The theatre and dance scholar and dramaturg Kirsten Maar, with moderation by Martin Hargreaves, discusses dance in the gallery. How do the features of performance and exhibition intermingle, and how do the specific qualities of each art form and its sites challenge our attention economies? Imposing the “choreographic” as a mode of assignment and spatio-temporal arrangement, she draws attention to the specifically kinaesthetic qualities audience experiences in these settings and further proposes an architectural framework within the choreography. She weaves together discussion of Trisha Brown’s work and many other artists from the Judson Church era with theoretical ideas from Bourriaud’s relational aesthetics and Claire Bishop’s criticisms of the same, considering how time and space shift the demands on both audience and performer, and ultimately, how we experience dance.
This talk was part of Crossing Borders 2014 and was presented in partnership with London Contemporary Dance School.

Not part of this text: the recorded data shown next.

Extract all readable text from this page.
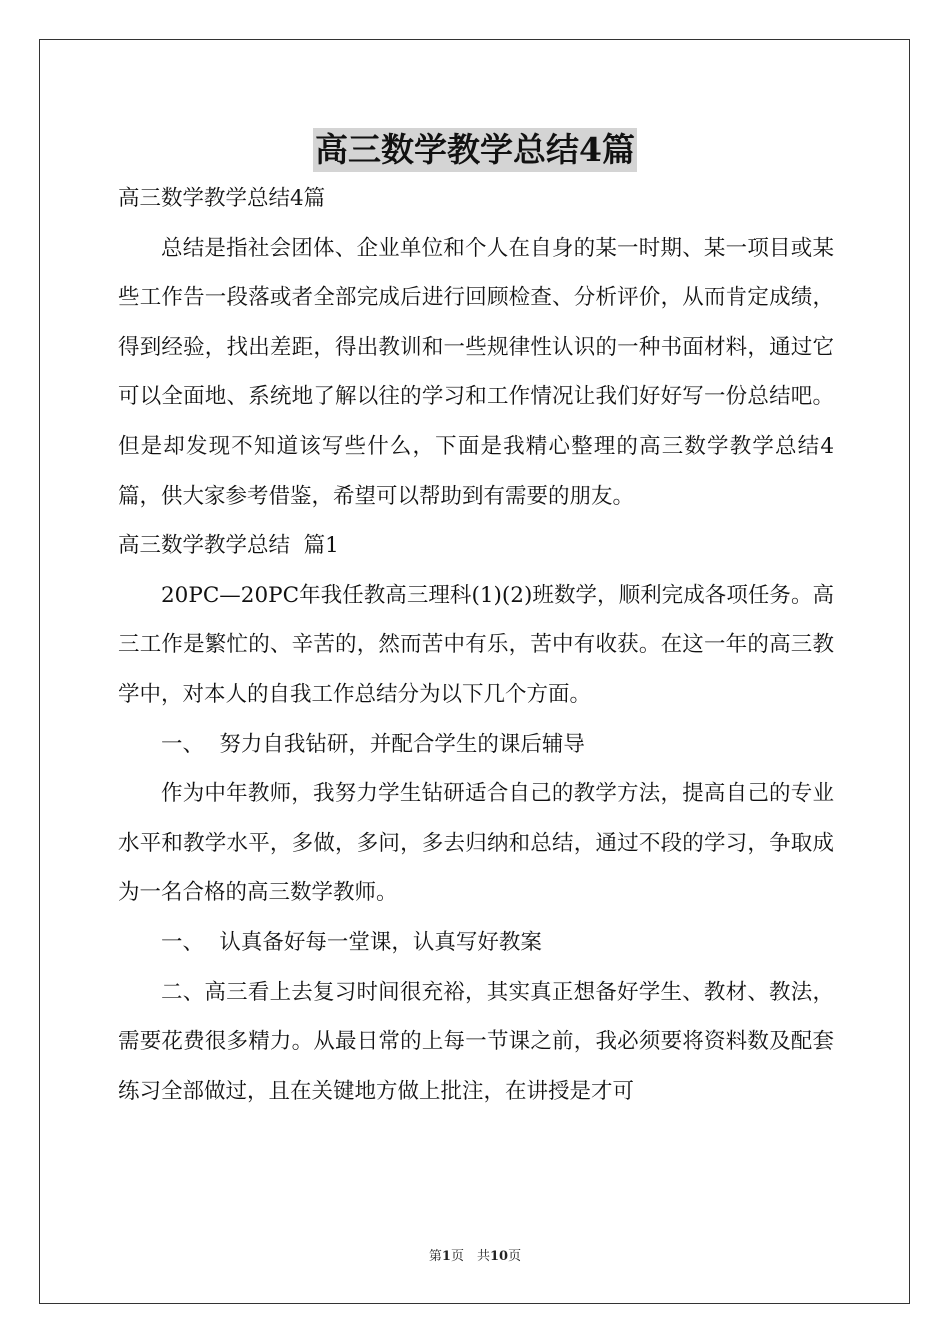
高三数学教学总结4篇

高三数学教学总结4篇

总结是指社会团体、企业单位和个人在自身的某一时期、某一项目或某些工作告一段落或者全部完成后进行回顾检查、分析评价，从而肯定成绩，得到经验，找出差距，得出教训和一些规律性认识的一种书面材料，通过它可以全面地、系统地了解以往的学习和工作情况让我们好好写一份总结吧。但是却发现不知道该写些什么，下面是我精心整理的高三数学教学总结4篇，供大家参考借鉴，希望可以帮助到有需要的朋友。

高三数学教学总结  篇1

20PC—20PC年我任教高三理科(1)(2)班数学，顺利完成各项任务。高三工作是繁忙的、辛苦的，然而苦中有乐，苦中有收获。在这一年的高三教学中，对本人的自我工作总结分为以下几个方面。

一、 努力自我钻研，并配合学生的课后辅导

作为中年教师，我努力学生钻研适合自己的教学方法，提高自己的专业水平和教学水平，多做，多问，多去归纳和总结，通过不段的学习，争取成为一名合格的高三数学教师。

一、 认真备好每一堂课，认真写好教案

二、高三看上去复习时间很充裕，其实真正想备好学生、教材、教法，需要花费很多精力。从最日常的上每一节课之前，我必须要将资料数及配套练习全部做过，且在关键地方做上批注，在讲授是才可

第1页　共10页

Kirsten Maar is a theatre and dance scholar at the Collaborative Research Centre 626 “Aesthetic Experience and the Dissolution of Aesthetic Limits” at the Free University Berlin. Her dissertation deals with assemblages and conceptions in the choreographic work of William Forsythe and its architectural relations. She is currently working on the connections between the Judson choreographers and the visual artists in the 1960s. Her research fields are the intersections between visuals arts, architecture and choreography, kinaesthetic experience and scoring practices. She is co-editor of “Assign and Arrange. Methodologies of Presentation in Art and Dance”, together with Maren Butte, Fiona McGovern, Marie-France Raphael und Jörn Schafaff (Sternberg /autumn 2014), among other publications.